Friday, October 12, 2007

Complimentalist/Complementalist?

I would attempt to verbalise the sound. But it would be pointless. And perhaps even childish. In any case, if you ever took the time to stop and listen, and I mean really stop and listen, you would hear it yourself. Not that I recommend it. The sound of decay is unsurprisingly traumatic (perhaps even mortally so) to most.

But yet it goes on around us. One of our early actions is to filter it out so we can effortlessly glide like wafting spores through our existences without being constantly reminded of the inexorable mortality of everything. Huxley tells us remarkably coherently of these filters that we build intrinsically for ourselves to support our own efficient function. He does not distinguish between those that are self-imposed and which are societal and therefore externally imposed, even if indirectly deriving from internal impulses. Much of our early life, unconscious as it is, is spent constructing these filters.

Indeed I often wonder if those parents that do not impose order on a child (the ultra-liberal, almost laissez faire approach) are actually doing it a huge favour, or a colossal disservice. They choose not (or try not) to force the child to build the same filters as them, to constrain his or her views to align with that of society. This should shape the child better for the basic social interactions but may well stunt his or her own creative and intellectual development.

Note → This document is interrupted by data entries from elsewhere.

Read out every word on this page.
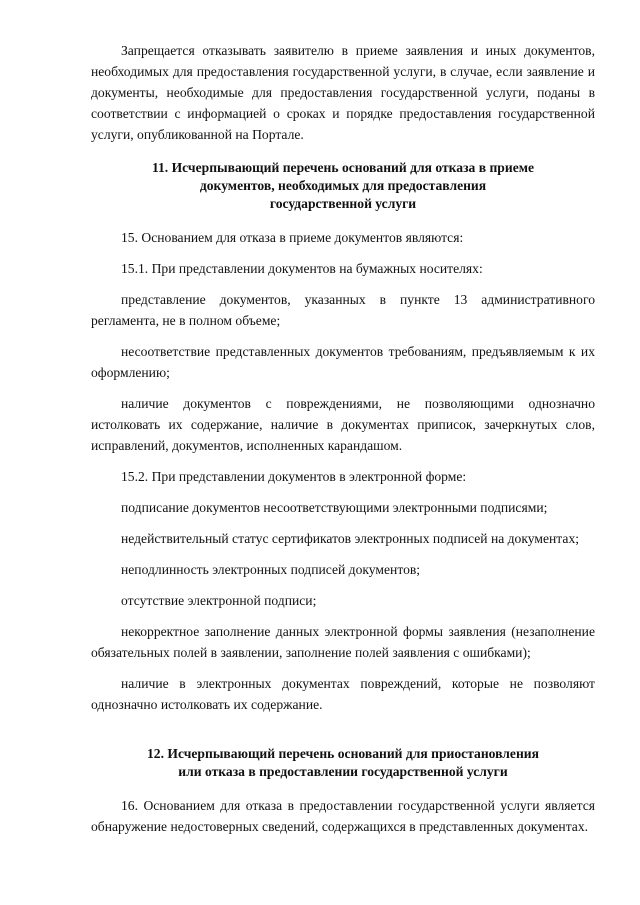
Запрещается отказывать заявителю в приеме заявления и иных документов, необходимых для предоставления государственной услуги, в случае, если заявление и документы, необходимые для предоставления государственной услуги, поданы в соответствии с информацией о сроках и порядке предоставления государственной услуги, опубликованной на Портале.

11. Исчерпывающий перечень оснований для отказа в приеме
документов, необходимых для предоставления
государственной услуги

15. Основанием для отказа в приеме документов являются:

15.1. При представлении документов на бумажных носителях:

представление документов, указанных в пункте 13 административного регламента, не в полном объеме;

несоответствие представленных документов требованиям, предъявляемым к их оформлению;

наличие документов с повреждениями, не позволяющими однозначно истолковать их содержание, наличие в документах приписок, зачеркнутых слов, исправлений, документов, исполненных карандашом.

15.2. При представлении документов в электронной форме:

подписание документов несоответствующими электронными подписями;

недействительный статус сертификатов электронных подписей на документах;

неподлинность электронных подписей документов;

отсутствие электронной подписи;

некорректное заполнение данных электронной формы заявления (незаполнение обязательных полей в заявлении, заполнение полей заявления с ошибками);

наличие в электронных документах повреждений, которые не позволяют однозначно истолковать их содержание.

12. Исчерпывающий перечень оснований для приостановления
или отказа в предоставлении государственной услуги

16. Основанием для отказа в предоставлении государственной услуги является обнаружение недостоверных сведений, содержащихся в представленных документах.
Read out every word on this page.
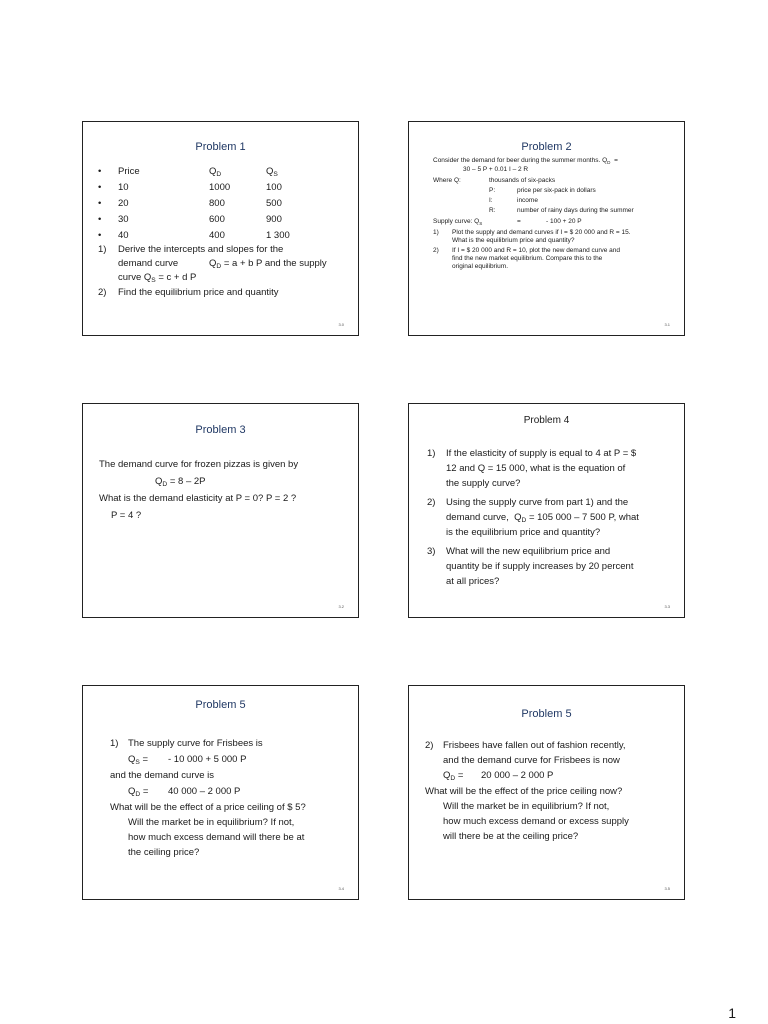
Problem 1
• Price	$Q_D$	$Q_S$
• 10	1000	100
• 20	800	500
• 30	600	900
• 40	400	1 300
1) Derive the intercepts and slopes for the
demand curve	$Q_D = a + b$ P and the supply
curve $Q_S = c + d$ P
2) Find the equilibrium price and quantity
3.0
Problem 2
Consider the demand for beer during the summer months. $Q_D$ =
30 – 5 P + 0.01 I – 2 R
Where Q:	thousands of six-packs
P:	price per six-pack in dollars
I:	income
R:	number of rainy days during the summer
Supply curve: $Q_S$	=	- 100 + 20 P
1) Plot the supply and demand curves if I = $ 20 000 and R = 15.
What is the equilibrium price and quantity?
2) If I = $ 20 000 and R = 10, plot the new demand curve and
find the new market equilibrium. Compare this to the
original equilibrium.
3.1
Problem 3
The demand curve for frozen pizzas is given by
$Q_D = 8 - 2P$
What is the demand elasticity at P = 0? P = 2 ?
P = 4 ?
3.2
Problem 4
1) If the elasticity of supply is equal to 4 at P = $
12 and Q = 15 000, what is the equation of
the supply curve?
2) Using the supply curve from part 1) and the
demand curve, $Q_D = 105$ 000 – 7 500 P, what
is the equilibrium price and quantity?
3) What will the new equilibrium price and
quantity be if supply increases by 20 percent
at all prices?
3.3
Problem 5
1) The supply curve for Frisbees is
$Q_S$ = - 10 000 + 5 000 P
and the demand curve is
$Q_D = 40$ 000 – 2 000 P
What will be the effect of a price ceiling of $ 5?
Will the market be in equilibrium? If not,
how much excess demand will there be at
the ceiling price?
3.4
Problem 5
2) Frisbees have fallen out of fashion recently,
and the demand curve for Frisbees is now
$Q_D = 20$ 000 – 2 000 P
What will be the effect of the price ceiling now?
Will the market be in equilibrium? If not,
how much excess demand or excess supply
will there be at the ceiling price?
3.5
1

Thus the child becomes a complement to the world. In extreme cases, when he or she fits all too perfectly then he or she (I'm getting bored of this politically correct pronoun nonce-sense) could even be said to be a compliment to it. The parents have shaped the child to fit the world so perfectly that they have paid the mores, modes and methods of global culture the ultimate accolade - to shape a person in its flawless image and shadow.

But each human being can be more than a complement or compliment to the world. He (I've drawn the line) can be a substitute. Think of the truly memorable people. They are memorable because of the changes that they cause - that they substitute their view and their will for that of the world. Thus is history and our collective memory formed. This can be in political, economic, social or even moral life.

Truly alternative individuals, truly radical substitutes do not change the world. For we reject them, both individually and collectively. Sometimes this is quite right - Hitler's vision of Aryan supremacy was not the way forward - but sometimes and indeed more often it is because the substitute version of the world that the individual offers challenges our assumptions or narrow self-interest too greatly. The truly astonishing individuals are those that succeed despite rejection, despite the established interests that they work against, despite the leagues of potential losers who assemble against them.